Ireland has shown an astonishing turnaround in economic performance following its bailout in 2011
Just before Mario Draghi announced disappointing expected GDP reports for the Eurozone as a whole, the Irish government was announcing that GDP in 2015 increased by 7.8%. This makes it the fastest growing economy in the Eurozone – indeed one of the highest in the western world, the nearest challenger being Sweden at 4% and Poland on 3.5%. It even outperformed China’s 6.9% growth.
That growth was accelerating too, expanding by 2.7% in Q4, which represented a 9.2% rise from Q4 in 2014 and up from 1.5% in Q3, according to Ireland’s Central Statistics Office.
The drivers of growth were manufacturing, which grew by 14.2% in 2015, and construction which grew by 8.8%. While public expenditure contracted slightly, personal consumption rose by 3.5%. Import growth of 16.4% was ahead of export growth at 13.8%.
To see the astonishing success of the Irish turnaround in context, the economy grew by around 5% on average between 2000 and 2007, but this collapsed to negative growth in excess of 6% in 2009 as its budget deficit reached 32%, the largest in the world at the time as a percentage of GDP. Draconian austerity measures put in place under IMF and EU demands led to another less deep recession in early 2013, but by late 2013 the country left the bailout programme and austerity measures ended in late 2014.

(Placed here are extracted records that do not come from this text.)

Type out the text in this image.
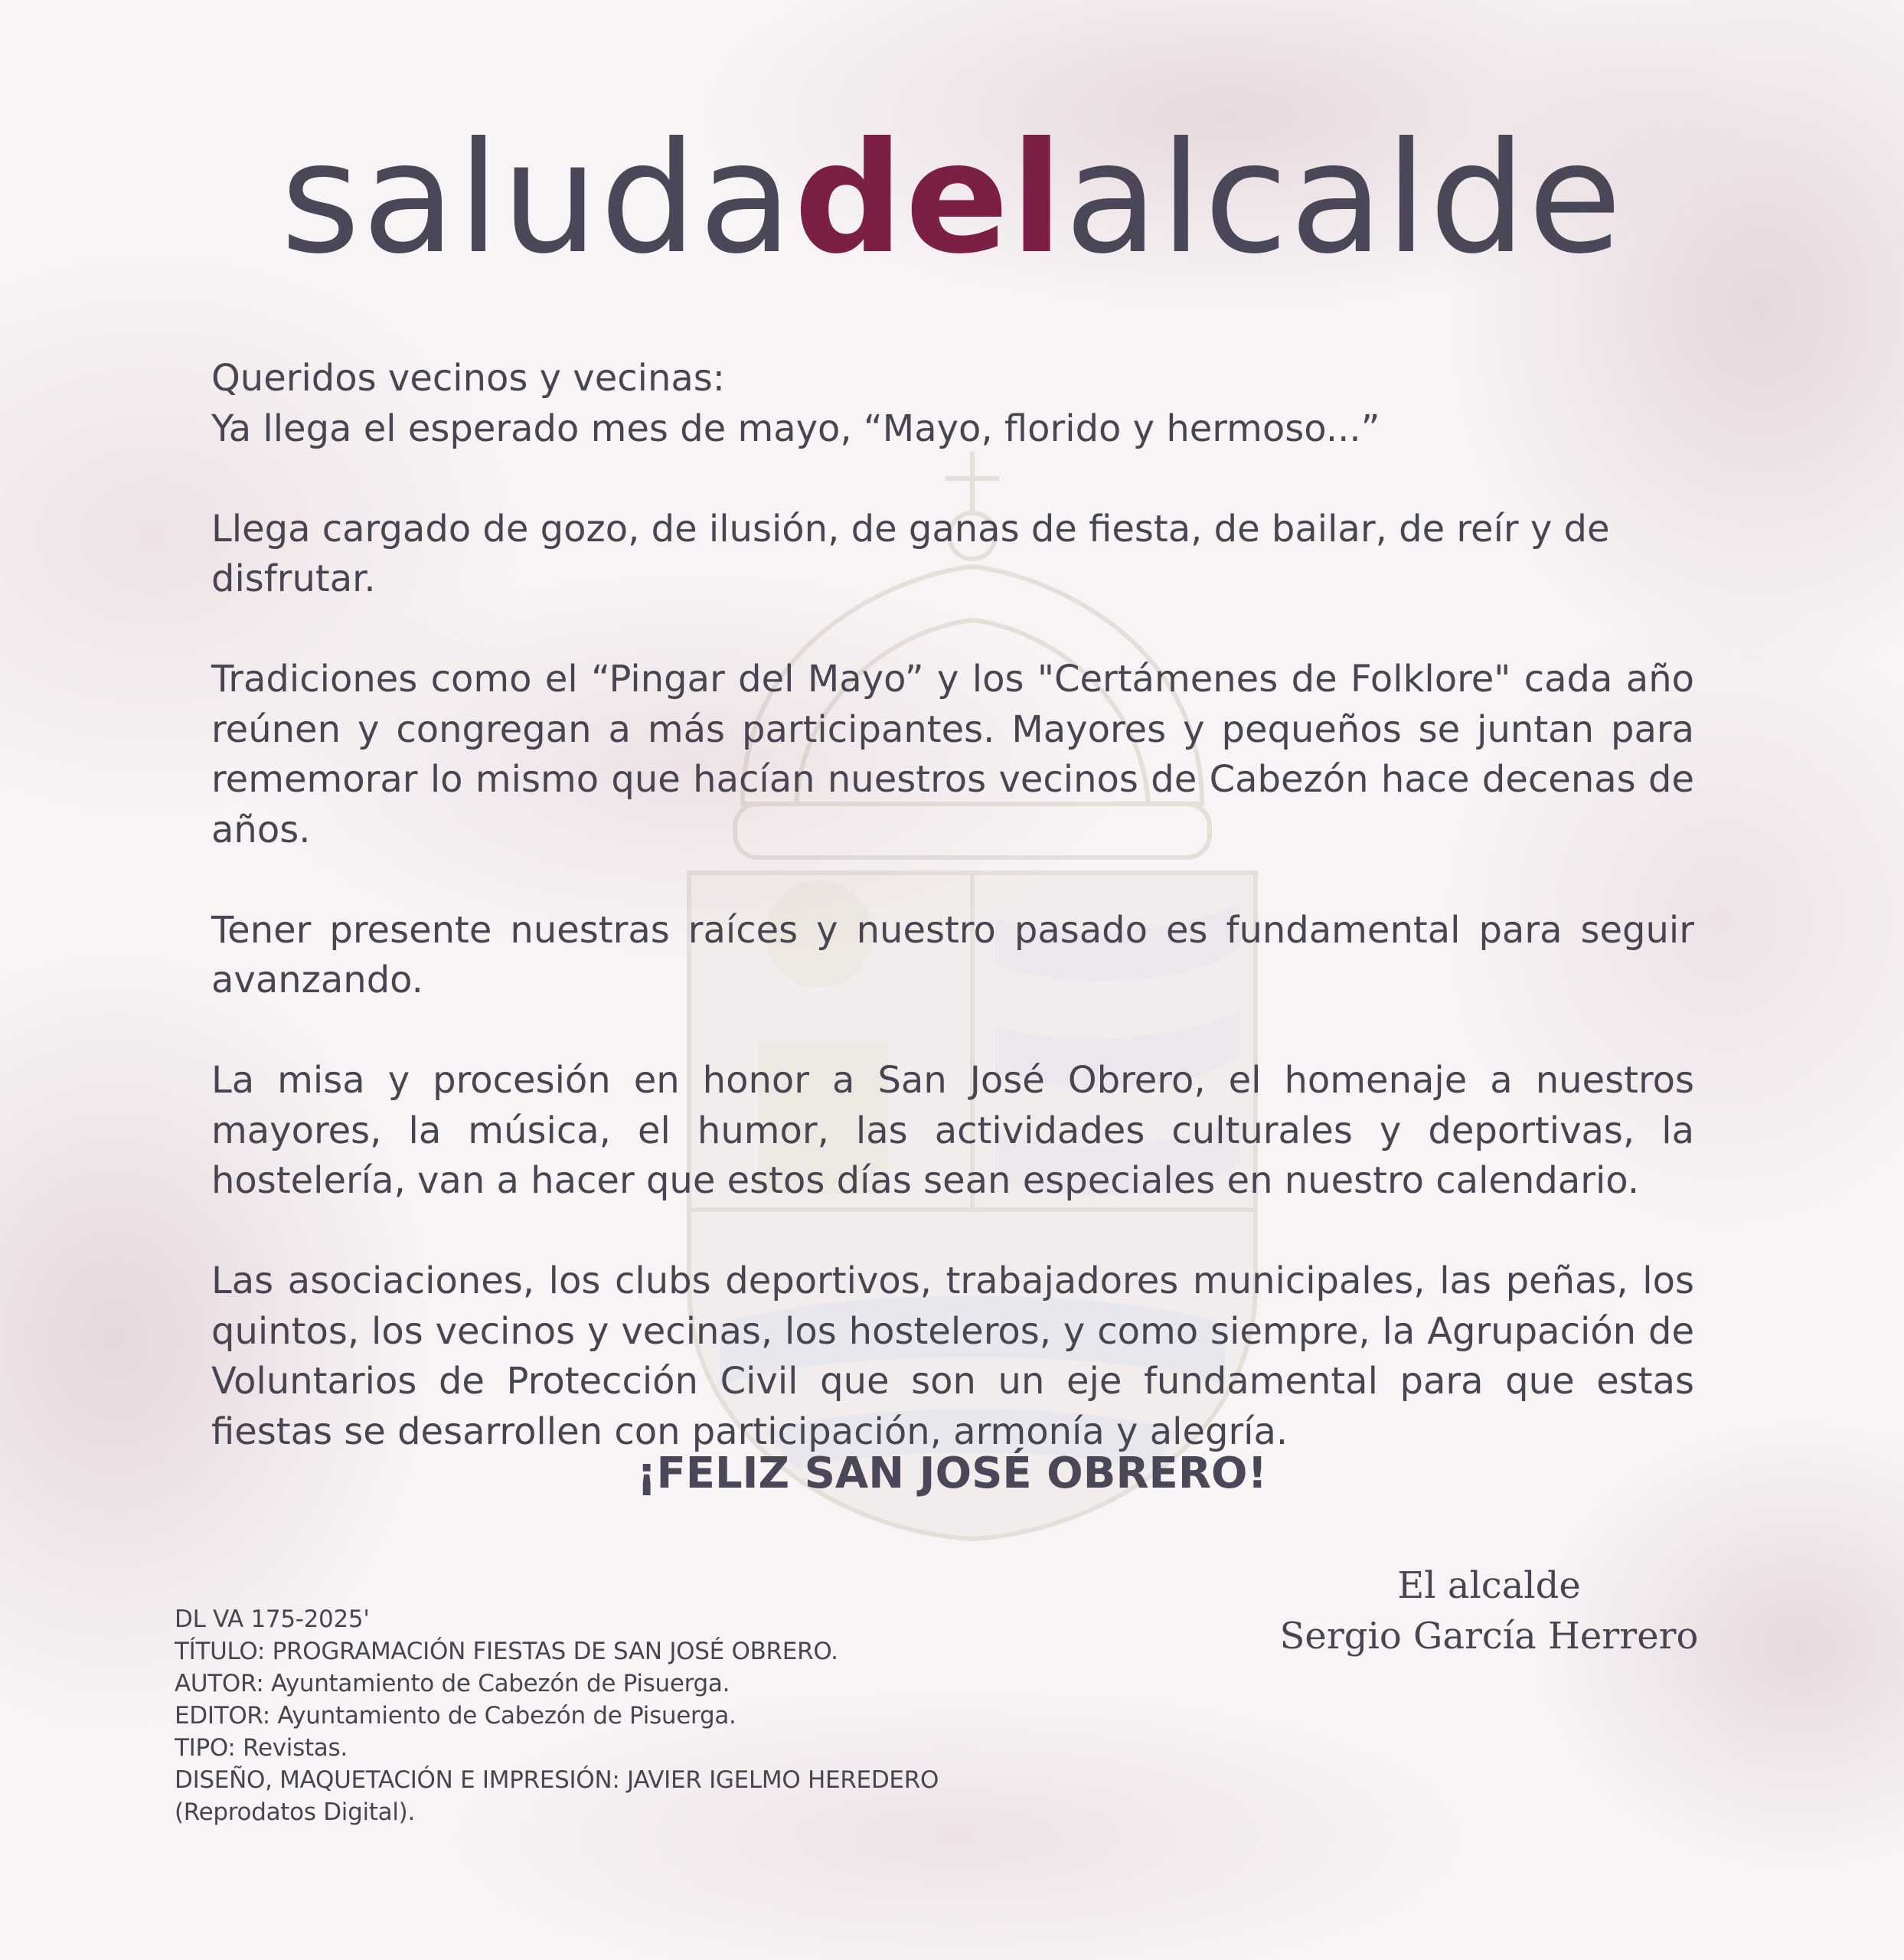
saludadelalcalde

Queridos vecinos y vecinas:
Ya llega el esperado mes de mayo, “Mayo, florido y hermoso...”

Llega cargado de gozo, de ilusión, de ganas de fiesta, de bailar, de reír y de disfrutar.

Tradiciones como el “Pingar del Mayo” y los "Certámenes de Folklore" cada año reúnen y congregan a más participantes. Mayores y pequeños se juntan para rememorar lo mismo que hacían nuestros vecinos de Cabezón hace decenas de años.

Tener presente nuestras raíces y nuestro pasado es fundamental para seguir avanzando.

La misa y procesión en honor a San José Obrero, el homenaje a nuestros mayores, la música, el humor, las actividades culturales y deportivas, la hostelería, van a hacer que estos días sean especiales en nuestro calendario.

Las asociaciones, los clubs deportivos, trabajadores municipales, las peñas, los quintos, los vecinos y vecinas, los hosteleros, y como siempre, la Agrupación de Voluntarios de Protección Civil que son un eje fundamental para que estas fiestas se desarrollen con participación, armonía y alegría.

¡FELIZ SAN JOSÉ OBRERO!
El alcalde
Sergio García Herrero
DL VA 175-2025'
TÍTULO: PROGRAMACIÓN FIESTAS DE SAN JOSÉ OBRERO.
AUTOR: Ayuntamiento de Cabezón de Pisuerga.
EDITOR: Ayuntamiento de Cabezón de Pisuerga.
TIPO: Revistas.
DISEÑO, MAQUETACIÓN E IMPRESIÓN: JAVIER IGELMO HEREDERO
(Reprodatos Digital).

Since then the rise has been spectacular. The economy has been boosted by the arrival of foreign multinationals attracted to Ireland by its low corporation tax and tax residency requirements. Services represent three quarters of Ireland’s economy.
Property investment in Ireland has recovered too, following catastrophic falls in the market of up to 20% per year between 2009 and 2012. House prices were rising at around 15% in early 2015 although that has dropped down to single figure rises in late 2015.